Kamis, 27 Agustus 2009

Istri Berselingkuh Ketika Suaminya Tidak dirumah

Namun demikian, yang menjadi aneh pada Alkitab ini adalah adanya penggambaran yang sedemikian rupa dalam menceritakan peristiwa perselingkuhan atau perzinahan yang dilakukan oleh dua orang berlainan jenis yang bukan suami-istri. Penggambaran itu sangat “vulgar” dan mendetail seperti layaknya cerita-cerita berbau erotis yang terdapat dalam buku-buku novel atau cerpen.

Pada zaman modern sekarang ini, perselingkuhan (baca :perzinahan) dalam kehidupan rumah tangga suami-istri, adalah hal yang biasa terjadi dan dengan mudah dapat ditemukan dalam kehidupan masyarakat sehari-hari, baik di desa maupun dikota. Perselingkuhan adalah suatu perbuatan pengkhianatan yang sangat tercela dan merugikan bagi pihak-pihak yang menjadi korban. Perselingkuhan juga dapat menyebabkan hancurnya perkawinan, tekanan batin, rasa bersalah, dan balas dendam diantara para pelakunya.

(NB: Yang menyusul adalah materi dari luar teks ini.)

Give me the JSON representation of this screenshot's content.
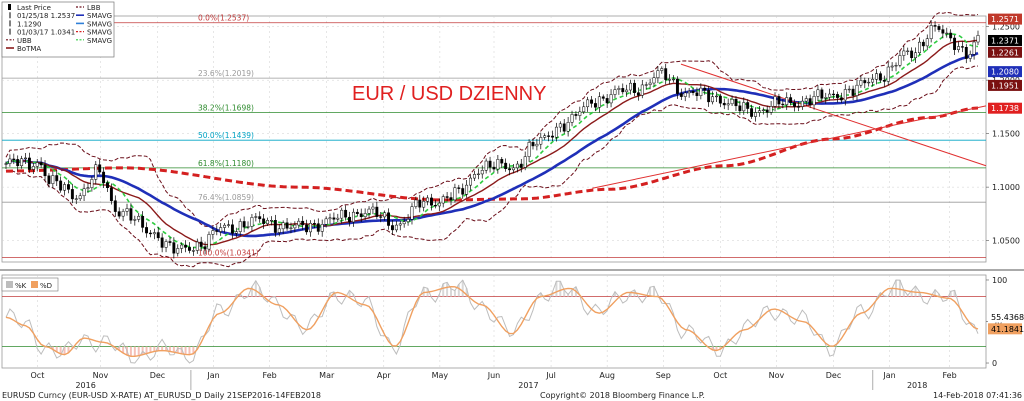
{
  "chart_data": [
    {
      "type": "candlestick",
      "title": "EUR / USD DZIENNY",
      "legend": [
        {
          "label": "Last Price",
          "kind": "candle",
          "color": "#000000"
        },
        {
          "label": "01/25/18 1.2537",
          "kind": "high",
          "color": "#000000"
        },
        {
          "label": "1.1290",
          "kind": "mark",
          "color": "#000000"
        },
        {
          "label": "01/03/17 1.0341",
          "kind": "low",
          "color": "#000000"
        },
        {
          "label": "UBB",
          "kind": "dash",
          "color": "#6b0f1a"
        },
        {
          "label": "BoTMA",
          "kind": "solid",
          "color": "#8b1a1a"
        },
        {
          "label": "LBB",
          "kind": "dash",
          "color": "#6b0f1a"
        },
        {
          "label": "SMAVG",
          "kind": "solid",
          "color": "#1f2fb8"
        },
        {
          "label": "SMAVG",
          "kind": "solid",
          "color": "#2f7fd8"
        },
        {
          "label": "SMAVG",
          "kind": "dash",
          "color": "#d42020"
        },
        {
          "label": "SMAVG",
          "kind": "dash",
          "color": "#2ecc40"
        }
      ],
      "ylim": [
        1.03,
        1.26
      ],
      "y_ticks": [
        1.05,
        1.1,
        1.15,
        1.2,
        1.25
      ],
      "y_tick_labels": [
        "1.0500",
        "1.1000",
        "1.1500",
        "1.2000",
        "1.2500"
      ],
      "fibonacci": [
        {
          "label": "0.0%(1.2537)",
          "value": 1.2537,
          "color": "#c23b3b"
        },
        {
          "label": "23.6%(1.2019)",
          "value": 1.2019,
          "color": "#9a9a9a"
        },
        {
          "label": "38.2%(1.1698)",
          "value": 1.1698,
          "color": "#2e8b2e"
        },
        {
          "label": "50.0%(1.1439)",
          "value": 1.1439,
          "color": "#00a3c4"
        },
        {
          "label": "61.8%(1.1180)",
          "value": 1.118,
          "color": "#2e8b2e"
        },
        {
          "label": "76.4%(1.0859)",
          "value": 1.0859,
          "color": "#9a9a9a"
        },
        {
          "label": "100.0%(1.0341)",
          "value": 1.0341,
          "color": "#c23b3b"
        }
      ],
      "value_tags": [
        {
          "value": 1.2571,
          "label": "1.2571",
          "bg": "#c0392b",
          "fg": "#ffffff"
        },
        {
          "value": 1.2371,
          "label": "1.2371",
          "bg": "#000000",
          "fg": "#ffffff"
        },
        {
          "value": 1.2261,
          "label": "1.2261",
          "bg": "#7a1010",
          "fg": "#ffffff"
        },
        {
          "value": 1.208,
          "label": "1.2080",
          "bg": "#1f2fb8",
          "fg": "#ffffff"
        },
        {
          "value": 1.1951,
          "label": "1.1951",
          "bg": "#7a1010",
          "fg": "#ffffff"
        },
        {
          "value": 1.1738,
          "label": "1.1738",
          "bg": "#e02020",
          "fg": "#ffffff"
        }
      ],
      "close_anchors": [
        {
          "x": 0,
          "y": 1.122
        },
        {
          "x": 0.035,
          "y": 1.123
        },
        {
          "x": 0.045,
          "y": 1.104
        },
        {
          "x": 0.075,
          "y": 1.093
        },
        {
          "x": 0.095,
          "y": 1.113
        },
        {
          "x": 0.115,
          "y": 1.079
        },
        {
          "x": 0.15,
          "y": 1.058
        },
        {
          "x": 0.175,
          "y": 1.04
        },
        {
          "x": 0.2,
          "y": 1.047
        },
        {
          "x": 0.225,
          "y": 1.062
        },
        {
          "x": 0.26,
          "y": 1.068
        },
        {
          "x": 0.3,
          "y": 1.062
        },
        {
          "x": 0.34,
          "y": 1.07
        },
        {
          "x": 0.37,
          "y": 1.078
        },
        {
          "x": 0.4,
          "y": 1.065
        },
        {
          "x": 0.43,
          "y": 1.085
        },
        {
          "x": 0.465,
          "y": 1.093
        },
        {
          "x": 0.49,
          "y": 1.12
        },
        {
          "x": 0.52,
          "y": 1.118
        },
        {
          "x": 0.545,
          "y": 1.14
        },
        {
          "x": 0.575,
          "y": 1.16
        },
        {
          "x": 0.61,
          "y": 1.183
        },
        {
          "x": 0.65,
          "y": 1.193
        },
        {
          "x": 0.675,
          "y": 1.205
        },
        {
          "x": 0.7,
          "y": 1.188
        },
        {
          "x": 0.725,
          "y": 1.185
        },
        {
          "x": 0.765,
          "y": 1.171
        },
        {
          "x": 0.8,
          "y": 1.178
        },
        {
          "x": 0.835,
          "y": 1.183
        },
        {
          "x": 0.87,
          "y": 1.19
        },
        {
          "x": 0.9,
          "y": 1.205
        },
        {
          "x": 0.93,
          "y": 1.225
        },
        {
          "x": 0.955,
          "y": 1.248
        },
        {
          "x": 0.975,
          "y": 1.236
        },
        {
          "x": 0.99,
          "y": 1.225
        },
        {
          "x": 1.0,
          "y": 1.237
        }
      ],
      "sma_red_anchors": [
        {
          "x": 0,
          "y": 1.115
        },
        {
          "x": 0.12,
          "y": 1.118
        },
        {
          "x": 0.3,
          "y": 1.1
        },
        {
          "x": 0.45,
          "y": 1.088
        },
        {
          "x": 0.53,
          "y": 1.089
        },
        {
          "x": 0.62,
          "y": 1.098
        },
        {
          "x": 0.74,
          "y": 1.12
        },
        {
          "x": 0.85,
          "y": 1.145
        },
        {
          "x": 0.95,
          "y": 1.165
        },
        {
          "x": 1.0,
          "y": 1.174
        }
      ],
      "trend_lines": [
        {
          "name": "downtrend",
          "points": [
            {
              "x": 0.69,
              "y": 1.215
            },
            {
              "x": 1.0,
              "y": 1.12
            }
          ]
        },
        {
          "name": "uptrend",
          "points": [
            {
              "x": 0.6,
              "y": 1.099
            },
            {
              "x": 1.0,
              "y": 1.176
            }
          ]
        }
      ]
    },
    {
      "type": "line",
      "legend": [
        {
          "label": "%K",
          "color": "#bdbdbd"
        },
        {
          "label": "%D",
          "color": "#f0a060"
        }
      ],
      "ylim": [
        -6,
        106
      ],
      "y_ticks": [
        0,
        50,
        100
      ],
      "y_tick_labels": [
        "0",
        "50",
        "100"
      ],
      "levels": [
        80,
        20
      ],
      "value_tags": [
        {
          "value": 55.4368,
          "label": "55.4368",
          "bg": "#ffffff",
          "fg": "#000000"
        },
        {
          "value": 41.1841,
          "label": "41.1841",
          "bg": "#f0a060",
          "fg": "#000000"
        }
      ],
      "d_anchors": [
        {
          "x": 0,
          "y": 55
        },
        {
          "x": 0.02,
          "y": 45
        },
        {
          "x": 0.04,
          "y": 20
        },
        {
          "x": 0.06,
          "y": 10
        },
        {
          "x": 0.08,
          "y": 30
        },
        {
          "x": 0.1,
          "y": 25
        },
        {
          "x": 0.13,
          "y": 8
        },
        {
          "x": 0.16,
          "y": 15
        },
        {
          "x": 0.19,
          "y": 10
        },
        {
          "x": 0.22,
          "y": 60
        },
        {
          "x": 0.25,
          "y": 90
        },
        {
          "x": 0.28,
          "y": 70
        },
        {
          "x": 0.31,
          "y": 40
        },
        {
          "x": 0.34,
          "y": 85
        },
        {
          "x": 0.37,
          "y": 70
        },
        {
          "x": 0.4,
          "y": 20
        },
        {
          "x": 0.43,
          "y": 85
        },
        {
          "x": 0.46,
          "y": 92
        },
        {
          "x": 0.49,
          "y": 70
        },
        {
          "x": 0.52,
          "y": 35
        },
        {
          "x": 0.55,
          "y": 80
        },
        {
          "x": 0.58,
          "y": 90
        },
        {
          "x": 0.61,
          "y": 60
        },
        {
          "x": 0.64,
          "y": 85
        },
        {
          "x": 0.67,
          "y": 80
        },
        {
          "x": 0.7,
          "y": 40
        },
        {
          "x": 0.73,
          "y": 15
        },
        {
          "x": 0.76,
          "y": 40
        },
        {
          "x": 0.79,
          "y": 65
        },
        {
          "x": 0.82,
          "y": 50
        },
        {
          "x": 0.85,
          "y": 20
        },
        {
          "x": 0.88,
          "y": 60
        },
        {
          "x": 0.91,
          "y": 90
        },
        {
          "x": 0.94,
          "y": 85
        },
        {
          "x": 0.97,
          "y": 78
        },
        {
          "x": 1.0,
          "y": 41
        }
      ]
    }
  ],
  "x_axis": {
    "months": [
      "Oct",
      "Nov",
      "Dec",
      "Jan",
      "Feb",
      "Mar",
      "Apr",
      "May",
      "Jun",
      "Jul",
      "Aug",
      "Sep",
      "Oct",
      "Nov",
      "Dec",
      "Jan",
      "Feb"
    ],
    "month_offsets": [
      0.036,
      0.1,
      0.158,
      0.215,
      0.272,
      0.33,
      0.388,
      0.445,
      0.5,
      0.558,
      0.615,
      0.672,
      0.73,
      0.787,
      0.845,
      0.902,
      0.963
    ],
    "years": [
      {
        "label": "2016",
        "offset": 0.085
      },
      {
        "label": "2017",
        "offset": 0.535
      },
      {
        "label": "2018",
        "offset": 0.93
      }
    ]
  },
  "footer": {
    "left": "EURUSD Curncy (EUR-USD X-RATE) AT_EURUSD_D  Daily 21SEP2016-14FEB2018",
    "center": "Copyright© 2018 Bloomberg Finance L.P.",
    "right": "14-Feb-2018 07:41:36"
  },
  "colors": {
    "candle": "#000000",
    "sma_fast": "#8b1a1a",
    "sma_blue": "#1f2fb8",
    "sma_green": "#2ecc40",
    "sma_red": "#d42020",
    "bands": "#6b0f1a",
    "title": "#e02020",
    "grid": "#cfcfcf",
    "trend": "#e03030"
  }
}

“Siapa melakukan zinah tidak berakal budi, orang yang berbuat demikian merusak diri.” (Amsal 6:32)

Alkitab dengan sangat tegas melarang orang-orang yang telah terikat dalam perkawinan untuk melakukan perzinahan dengan orang yang bukan menjadi suami atau istrinya. Ancaman bagi orang-orang yang melanggar ketentuan tersebut adalah hukuman rajam atau dilempari batu sampai mati. (Imamat 20:10)
Namun demikian, yang menjadi aneh pada Alkitab ini adalah adanya penggambaran yang sedemikian rupa dalam menceritakan peristiwa perselingkuhan atau perzinahan yang dilakukan oleh dua orang berlainan jenis yang bukan suami-istri. Penggambaran itu sangat “vulgar” dan mendetail seperti layaknya cerita-cerita berbau erotis yang terdapat dalam buku-buku novel atau cerpen. Seolah-olah Tuhan seperti menganggap para pembaca kitab suci-Nya tidak mengerti akan arti kata “perselingkuhan”, kecuali dengan menguraikan arti kata tersebut ke dalam sebuah adegan cerita “roman picisan”, yang konon disampaikan melalui ucapan salah seorang rasul-Nya, bernama Salomo (Nabi Sulaiman), sebagai berikut:

“Kulihat diantara yang tak berpengalaman, kudapati diantara anak-anak muda seorang teruna yang tidak berakal budi, yang menyeberang dekat sudut jalan, lalu melangkah menuju rumah perempuan semacam itu (perempuan genit), pada waktu senja, pada petang hari, dimalam yang gelap.”

“Maka datanglah menyongsong dia seorang perempuan, berpakaian sundal dengan hati licik, cerewet dan liat perempuan ini, kakinya tak dapat tenang dirumah, sebentar ia dijalan dan sebentar di lapangan, dekat setiap tikungan ia menghadang.”

“Lalu dipegangnya orang teruna itu dan diciumnya, dengan muka tanpa malu berkatalah ia kepadanya : Aku harus mempersembahkan korban keselamatan, dan pada hari ini telah kubayar nazarku itu. Itulah sebabnya aku keluar menyongsong engkau, untuk mencari engkau dan sekarang kudapatkan engkau. Telah kubentangkan permadani diatas tepat tidurku, kain lenan beraneka warna dari Mesir. Pembaringanku telah kutaburi dengan mur, gaharu dan kayu manis. Marilah kita memuaskan birahi hingga pagi hari, dan bersama-sama menikmati asmara. Karena suamiku tidak dirumah, ia sedang dalam perjalanan jauh, sekantong uang dibawanya, ia baru pulang menjelang bulan purnama’.”

“Ia merayu orang muda itu dengan berbagai-bagai bujukan, dengan kelicinan bibir ia menggodanya. Maka tiba-tiba orang muda itu mengikuti dia, seperti lembu yang bawa ke penjagalan, dan seperti orang bodoh, yang terbelenggu untuk dihukum, sampai anak panah menembus hatinya…” (Amsal 7:7-23)

Lalu apa yang bisa kita peroleh setelah membaca cerita perselingkuhan tersebut? Perlukah cerita semacam itu dimasukkan kedalam kitab suci Tuhan? Lalu apa bedanya firman Tuhan dengan roman picisan, kalau begitu?